80 % des marketeurs utilisent déjà l’IA pour créer du contenu, selon le State of Marketing 2026 de HubSpot. Le rapport, publié pour 2026 et complété par une analyse mise à jour le 4 février 2026, s’appuie sur plus de 1 500 professionnels américains du marketing interrogés par HubSpot sur leurs usages de l’IA générative.
Le chiffre est simple. Il marque pourtant un basculement net. L’IA n’est plus seulement un outil d’idéation.
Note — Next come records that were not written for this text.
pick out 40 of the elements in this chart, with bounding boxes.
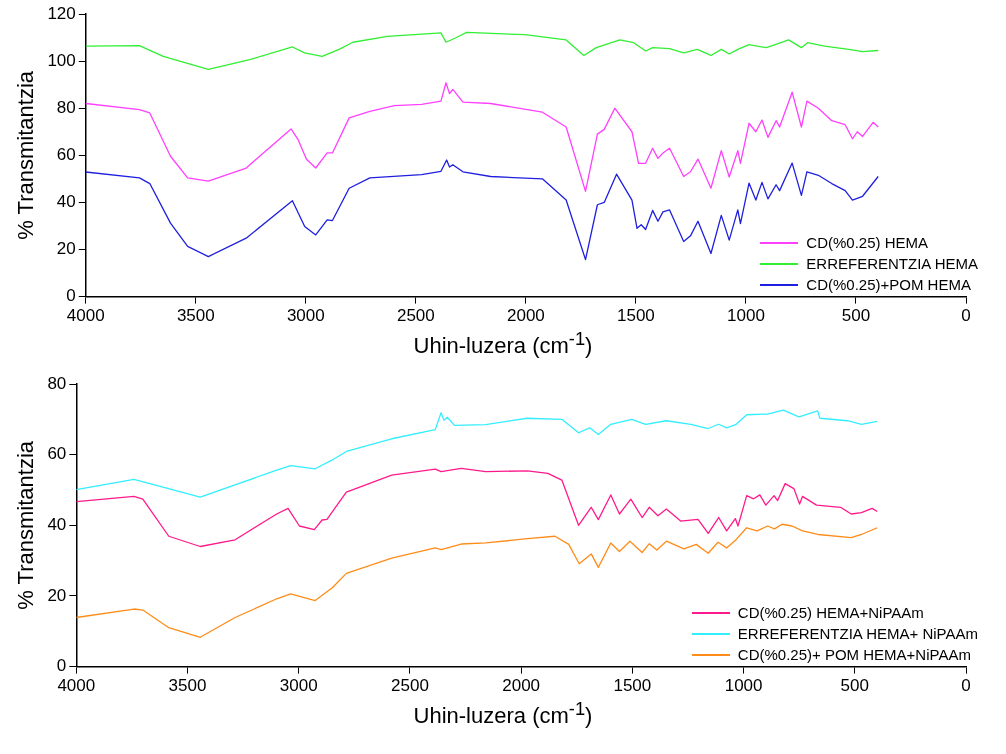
x-tick-label: 500 [840, 676, 869, 696]
y-tick-label: 80 [56, 97, 76, 117]
y-tick-label: 40 [56, 192, 76, 212]
x-tick-label: 2500 [396, 306, 435, 326]
y-tick-label: 60 [56, 144, 76, 164]
y-tick-label: 60 [47, 444, 67, 464]
y-tick-label: 0 [66, 286, 76, 306]
y-axis-title: % Transmitantzia [13, 440, 39, 610]
y-tick-label: 40 [47, 514, 67, 534]
x-tick-label: 0 [961, 306, 971, 326]
y-tick-label: 80 [47, 373, 67, 393]
legend-label: ERREFERENTZIA HEMA+ NiPAAm [737, 624, 978, 644]
x-tick-label: 3500 [176, 306, 215, 326]
x-tick-label: 4000 [66, 306, 105, 326]
x-tick-label: 1500 [617, 306, 655, 326]
x-tick-label: 0 [961, 676, 971, 696]
x-tick-label: 2000 [506, 306, 545, 326]
x-tick-label: 1000 [727, 306, 765, 326]
x-tick-label: 2500 [391, 676, 429, 696]
y-tick-label: 100 [47, 50, 76, 70]
x-tick-label: 1500 [613, 676, 652, 696]
x-axis-title: Uhin-luzera (cm$^{-1}$) [412, 698, 594, 730]
x-tick-label: 4000 [57, 676, 96, 696]
legend-label: ERREFERENTZIA HEMA [806, 254, 978, 274]
legend-label: CD(%0.25)+ POM HEMA+NiPAAm [737, 645, 971, 665]
legend-label: CD(%0.25)+POM HEMA [806, 275, 971, 295]
x-axis-title: Uhin-luzera (cm$^{-1}$) [412, 328, 594, 360]
legend-label: CD(%0.25) HEMA [806, 233, 929, 253]
x-tick-label: 500 [841, 306, 871, 326]
x-tick-label: 2000 [502, 676, 541, 696]
x-tick-label: 3000 [279, 676, 318, 696]
y-tick-label: 20 [47, 585, 67, 605]
x-tick-label: 3500 [168, 676, 207, 696]
x-tick-label: 1000 [724, 676, 763, 696]
y-tick-label: 20 [56, 239, 76, 259]
x-tick-label: 3000 [286, 306, 325, 326]
y-tick-label: 120 [47, 3, 76, 23]
y-axis-title: % Transmitantzia [13, 70, 39, 240]
y-tick-label: 0 [56, 656, 67, 676]
legend-label: CD(%0.25) HEMA+NiPAAm [737, 603, 924, 623]
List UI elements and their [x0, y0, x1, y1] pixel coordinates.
Elle entre dans la fabrication quotidienne des contenus, là où se croisent stratégie de marque, social media, email, campagnes payantes et production éditoriale.
L’IA générative désigne ici les systèmes capables de produire ou transformer du texte, des images, des scripts ou des variantes à partir d’instructions. Pour les équipes marketing et communication, elle devient une couche de production. Pas une baguette magique. Un atelier supplémentaire.
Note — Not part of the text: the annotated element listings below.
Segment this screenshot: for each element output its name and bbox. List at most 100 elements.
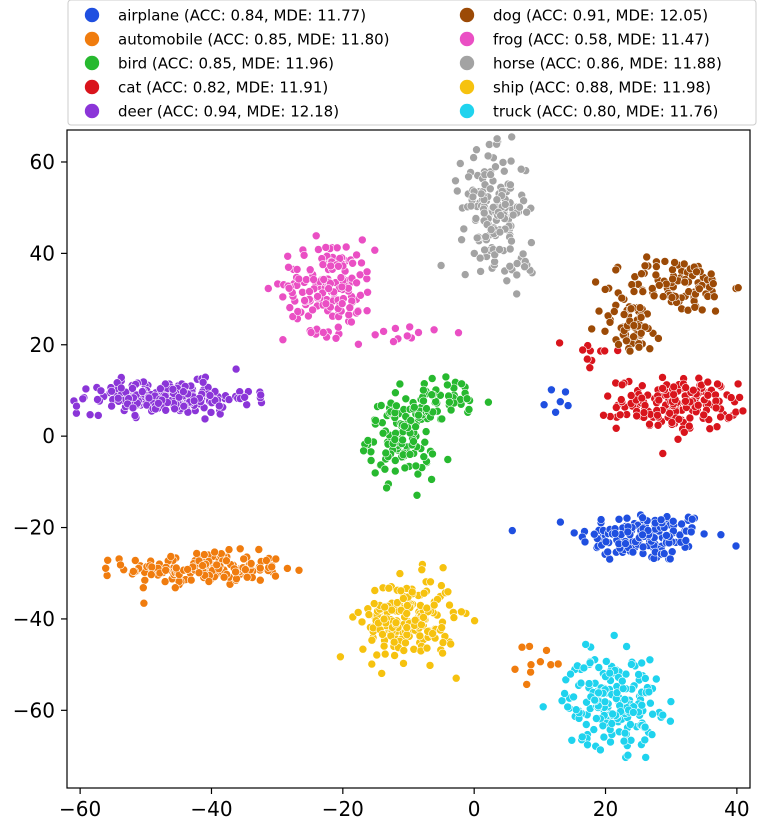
point-cat — [585, 363, 595, 373]
legend-item-truck: truck (ACC: 0.80, MDE: 11.76) — [459, 103, 718, 121]
point-airplane — [569, 528, 579, 538]
point-frog — [370, 245, 380, 255]
point-cat — [600, 346, 610, 356]
point-cat — [703, 377, 713, 387]
point-frog — [305, 265, 315, 275]
point-airplane — [563, 401, 573, 410]
point-ship — [358, 644, 368, 654]
point-deer — [215, 401, 224, 411]
point-frog — [333, 322, 343, 332]
point-airplane — [677, 519, 686, 529]
point-automobile — [192, 549, 201, 558]
point-bird — [420, 437, 430, 447]
point-bird — [427, 390, 437, 400]
point-ship — [403, 601, 412, 610]
point-horse — [455, 159, 465, 168]
point-frog — [362, 306, 372, 316]
point-truck — [645, 655, 655, 665]
point-horse — [519, 196, 528, 205]
point-deer — [198, 377, 208, 387]
point-cat — [578, 345, 588, 355]
point-bird — [395, 379, 405, 389]
point-airplane — [556, 517, 565, 527]
point-airplane — [659, 549, 669, 558]
point-bird — [366, 447, 376, 457]
point-frog — [292, 265, 302, 274]
point-ship — [415, 631, 425, 641]
point-airplane — [731, 541, 741, 551]
point-automobile — [283, 564, 292, 573]
point-cat — [716, 412, 725, 422]
point-cat — [603, 391, 613, 401]
point-automobile — [103, 555, 112, 565]
point-cat — [712, 422, 722, 432]
legend-marker — [84, 103, 100, 119]
point-horse — [506, 156, 516, 166]
point-deer — [116, 383, 126, 393]
legend-item-ship: ship (ACC: 0.88, MDE: 11.98) — [459, 79, 711, 97]
point-ship — [399, 659, 408, 668]
point-frog — [334, 261, 343, 271]
point-truck — [592, 714, 601, 723]
point-dog — [708, 279, 718, 288]
point-automobile — [194, 568, 204, 578]
point-frog — [352, 278, 361, 288]
point-dog — [638, 287, 648, 296]
point-frog — [454, 328, 463, 338]
point-ship — [446, 639, 456, 649]
point-cat — [617, 380, 627, 390]
point-deer — [144, 393, 154, 403]
point-horse — [495, 245, 504, 254]
axes-layer: −60 −40 −20 0 20 40 60 40 20 0 −20 −40 −60 — [13, 150, 750, 821]
point-deer — [156, 384, 165, 394]
series-bird — [359, 372, 493, 500]
point-truck — [666, 716, 675, 726]
point-frog — [300, 296, 309, 305]
point-airplane — [638, 513, 647, 523]
point-automobile — [526, 660, 536, 670]
point-dog — [629, 332, 638, 342]
legend-item-horse: horse (ACC: 0.86, MDE: 11.88) — [459, 55, 722, 73]
point-frog — [405, 322, 415, 332]
point-horse — [492, 134, 502, 144]
series-automobile — [101, 544, 563, 689]
point-ship — [445, 600, 454, 610]
point-cat — [658, 384, 667, 393]
point-ship — [377, 669, 387, 678]
point-frog — [314, 245, 323, 254]
point-dog — [600, 326, 610, 336]
point-horse — [452, 186, 462, 196]
point-ship — [437, 623, 447, 632]
point-truck — [620, 728, 630, 738]
legend-item-cat: cat (ACC: 0.82, MDE: 11.91) — [84, 79, 328, 97]
point-bird — [390, 466, 400, 476]
point-horse — [464, 172, 473, 182]
point-frog — [344, 310, 354, 320]
point-truck — [651, 674, 661, 684]
point-deer — [113, 393, 123, 403]
point-bird — [411, 461, 421, 471]
point-deer — [81, 384, 91, 394]
point-bird — [437, 414, 447, 424]
point-airplane — [687, 514, 697, 524]
point-frog — [362, 267, 372, 277]
point-bird — [409, 437, 418, 446]
point-ship — [379, 614, 389, 624]
point-frog — [337, 282, 347, 292]
point-frog — [332, 243, 342, 253]
point-airplane — [551, 407, 560, 417]
point-frog — [278, 292, 288, 302]
point-dog — [629, 321, 639, 330]
y-tick-label: 20 — [30, 333, 55, 357]
point-frog — [318, 260, 328, 269]
point-ship — [409, 644, 419, 654]
point-bird — [381, 448, 391, 458]
point-deer — [168, 384, 178, 394]
point-airplane — [507, 526, 517, 535]
point-truck — [577, 732, 587, 742]
point-deer — [130, 411, 140, 420]
point-airplane — [681, 536, 691, 545]
legend-item-automobile: automobile (ACC: 0.85, MDE: 11.80) — [84, 31, 390, 49]
point-ship — [425, 661, 435, 670]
La création de contenu devient un flux assisté
Le chiffre central prend encore plus de relief avec une donnée voisine : HubSpot indique que 75 % des marketeurs utilisent aussi l’IA pour la production média. L’usage ne s’arrête pas à la rédaction. Il touche les visuels, les scripts vidéo, les formats sociaux et les déclinaisons publicitaires.
Ce passage change la manière de briefer. Un brief ne peut plus seulement décrire un message et une cible. Il doit préciser les contraintes de ton, les sources autorisées, les éléments de marque intouchables, les formats à produire et les critères de validation. Le prompt devient un morceau du workflow. Le brief reste l’architecture.
Pour une direction créative, le sujet n’est donc pas de produire plus de textes. C’est de produire des variations lisibles, cohérentes et révisables. Le bon usage se reconnaît moins au volume généré qu’à la qualité de la boucle : demander, comparer, corriger, choisir.
Le risque principal devient la moyenne
HubSpot formule le contexte sans ambiguïté : 61 % des marketeurs estiment que le marketing traverse sa plus forte disruption depuis vingt ans à cause de l’IA. Ce n’est pas seulement une accélération technique. C’est une modification du paysage concurrentiel. Quand beaucoup d’équipes produisent vite, la différence se déplace vers le point de vue, la précision et la confiance.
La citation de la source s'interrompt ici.